In Daar v. Yellow Cab Co., supra, we acknowledged the influence of substantive law in determining the availability of fluid recovery mechanisms. Holding to be premature the state’s suggestion that the residue of any damages fund revert to the state under the Uniform Disposition of Unclaimed Property Act (Code Civ. Proc., §§ 1500-1527), we noted that “[i]t lies within the sound discretion of the trial court, within the dictates of the applicable law, to determine the manner in which any further proceedings will be conducted.” (67 Cal.2d at p. 715, fn. 15.) (Italics added.)

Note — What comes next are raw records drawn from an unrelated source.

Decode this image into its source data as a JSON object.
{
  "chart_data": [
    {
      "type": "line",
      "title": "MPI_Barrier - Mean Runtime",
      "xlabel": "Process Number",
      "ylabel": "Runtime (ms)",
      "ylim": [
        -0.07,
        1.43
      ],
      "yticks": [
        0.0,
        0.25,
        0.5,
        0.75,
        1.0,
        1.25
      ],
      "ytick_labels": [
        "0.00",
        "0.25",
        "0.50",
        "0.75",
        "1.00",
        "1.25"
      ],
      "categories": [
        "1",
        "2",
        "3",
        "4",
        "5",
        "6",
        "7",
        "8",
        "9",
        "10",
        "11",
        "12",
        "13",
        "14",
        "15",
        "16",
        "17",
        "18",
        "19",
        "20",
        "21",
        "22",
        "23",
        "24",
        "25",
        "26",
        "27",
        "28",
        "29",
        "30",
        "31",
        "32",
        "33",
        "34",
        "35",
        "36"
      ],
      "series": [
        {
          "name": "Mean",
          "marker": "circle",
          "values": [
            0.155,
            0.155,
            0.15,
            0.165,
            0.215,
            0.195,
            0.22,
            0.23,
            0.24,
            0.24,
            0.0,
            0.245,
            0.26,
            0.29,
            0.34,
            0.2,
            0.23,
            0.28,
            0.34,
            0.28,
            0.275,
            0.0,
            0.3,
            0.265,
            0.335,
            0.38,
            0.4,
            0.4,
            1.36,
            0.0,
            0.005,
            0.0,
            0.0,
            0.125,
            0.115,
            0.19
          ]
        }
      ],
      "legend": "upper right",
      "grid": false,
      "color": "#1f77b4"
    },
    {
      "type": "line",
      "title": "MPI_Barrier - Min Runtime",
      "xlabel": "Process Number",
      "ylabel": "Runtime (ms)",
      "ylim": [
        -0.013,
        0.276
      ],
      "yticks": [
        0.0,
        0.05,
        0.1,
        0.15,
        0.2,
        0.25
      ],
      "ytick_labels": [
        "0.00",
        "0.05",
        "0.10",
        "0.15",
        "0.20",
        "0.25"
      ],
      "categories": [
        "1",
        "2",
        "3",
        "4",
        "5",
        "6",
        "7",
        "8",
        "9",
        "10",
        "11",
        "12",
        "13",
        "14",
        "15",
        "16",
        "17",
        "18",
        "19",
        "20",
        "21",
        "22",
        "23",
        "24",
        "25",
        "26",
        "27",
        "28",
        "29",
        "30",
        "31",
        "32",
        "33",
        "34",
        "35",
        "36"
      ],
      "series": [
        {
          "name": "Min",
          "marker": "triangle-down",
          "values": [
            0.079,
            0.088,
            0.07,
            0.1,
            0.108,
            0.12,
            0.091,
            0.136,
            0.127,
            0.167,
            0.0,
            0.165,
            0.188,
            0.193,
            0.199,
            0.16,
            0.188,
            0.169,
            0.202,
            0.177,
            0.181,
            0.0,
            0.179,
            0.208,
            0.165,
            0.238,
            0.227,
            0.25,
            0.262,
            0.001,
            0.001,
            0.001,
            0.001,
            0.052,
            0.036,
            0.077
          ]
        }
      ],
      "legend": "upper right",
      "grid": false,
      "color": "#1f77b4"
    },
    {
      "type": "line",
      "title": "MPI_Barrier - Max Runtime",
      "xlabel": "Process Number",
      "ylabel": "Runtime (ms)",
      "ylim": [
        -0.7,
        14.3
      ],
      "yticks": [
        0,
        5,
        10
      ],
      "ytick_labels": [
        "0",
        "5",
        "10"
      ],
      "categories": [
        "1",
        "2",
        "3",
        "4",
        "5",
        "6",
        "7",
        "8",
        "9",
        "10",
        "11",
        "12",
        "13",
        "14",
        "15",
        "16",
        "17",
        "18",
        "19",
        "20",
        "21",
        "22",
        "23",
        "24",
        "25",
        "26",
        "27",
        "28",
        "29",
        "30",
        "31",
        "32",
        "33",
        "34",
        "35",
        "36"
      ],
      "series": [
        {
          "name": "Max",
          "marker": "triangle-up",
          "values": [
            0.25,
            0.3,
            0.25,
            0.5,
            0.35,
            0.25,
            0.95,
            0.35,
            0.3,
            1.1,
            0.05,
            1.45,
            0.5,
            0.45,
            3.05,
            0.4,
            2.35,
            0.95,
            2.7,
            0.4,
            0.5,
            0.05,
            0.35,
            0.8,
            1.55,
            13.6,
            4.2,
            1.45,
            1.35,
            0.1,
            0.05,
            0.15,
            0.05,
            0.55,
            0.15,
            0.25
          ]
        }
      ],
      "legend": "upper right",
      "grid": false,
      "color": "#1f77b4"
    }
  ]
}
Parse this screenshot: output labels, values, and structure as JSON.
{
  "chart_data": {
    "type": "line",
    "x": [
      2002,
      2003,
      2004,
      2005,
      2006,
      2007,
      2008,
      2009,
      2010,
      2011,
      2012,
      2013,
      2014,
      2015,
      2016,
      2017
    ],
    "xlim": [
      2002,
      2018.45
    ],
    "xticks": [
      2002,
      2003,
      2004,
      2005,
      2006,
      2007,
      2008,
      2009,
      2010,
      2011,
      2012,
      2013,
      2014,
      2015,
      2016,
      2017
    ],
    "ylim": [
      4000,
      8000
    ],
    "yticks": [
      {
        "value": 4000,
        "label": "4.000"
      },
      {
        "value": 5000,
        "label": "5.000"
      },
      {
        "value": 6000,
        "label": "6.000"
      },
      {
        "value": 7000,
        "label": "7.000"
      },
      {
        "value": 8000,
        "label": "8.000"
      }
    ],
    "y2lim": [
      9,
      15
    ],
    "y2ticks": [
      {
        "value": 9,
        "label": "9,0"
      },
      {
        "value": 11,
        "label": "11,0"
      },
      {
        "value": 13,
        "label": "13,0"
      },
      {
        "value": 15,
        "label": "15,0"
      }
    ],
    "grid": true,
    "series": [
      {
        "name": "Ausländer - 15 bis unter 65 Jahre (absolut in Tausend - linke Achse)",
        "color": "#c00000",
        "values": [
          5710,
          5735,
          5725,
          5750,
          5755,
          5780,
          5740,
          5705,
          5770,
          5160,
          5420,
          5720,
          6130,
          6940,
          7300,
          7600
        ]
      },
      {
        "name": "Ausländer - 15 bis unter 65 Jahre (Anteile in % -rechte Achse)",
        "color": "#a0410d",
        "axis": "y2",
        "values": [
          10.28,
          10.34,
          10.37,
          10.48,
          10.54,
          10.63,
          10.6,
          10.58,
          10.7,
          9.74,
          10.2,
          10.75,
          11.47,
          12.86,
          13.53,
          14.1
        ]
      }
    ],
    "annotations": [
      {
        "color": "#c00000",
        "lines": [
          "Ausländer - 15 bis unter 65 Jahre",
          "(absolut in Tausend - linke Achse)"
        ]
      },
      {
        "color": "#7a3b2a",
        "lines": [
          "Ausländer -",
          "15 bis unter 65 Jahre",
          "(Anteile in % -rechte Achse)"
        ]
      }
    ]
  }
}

It is a mistake, under the approach this court has adopted for analyzing the propriety of class actions, to speak of a duty of the trial court to inquire whether a class action is *390manageable. No class'action is inherently unmanageable; a court always has access to a variety of techniques, for example, for reducing the costs of giving notice to class members or for distributing relief. The critical question, however, is whether the techniques necessary to render a class action manageable are unconstitutional, or so distort the values a particular cause of action 'is meant to further that class suit would be improper. Even federal courts,' required to undertake manageability analysis by rule 23(b)(3) of the Federal Rules of Civil Procedure, acknowledge the contingent character of the manageability inquiry. In the leading case of In re Hotel Telephone Charges (9th Cir. 1974) 500 F.2d 86, for example, the Ninth Circuit held a class action to be unmanageable only after first holding that fluid recovery mechanisms are inconsistent with the policies reflected in the federal antitrust laws. (See id. at pp. 89-90, 90-92.)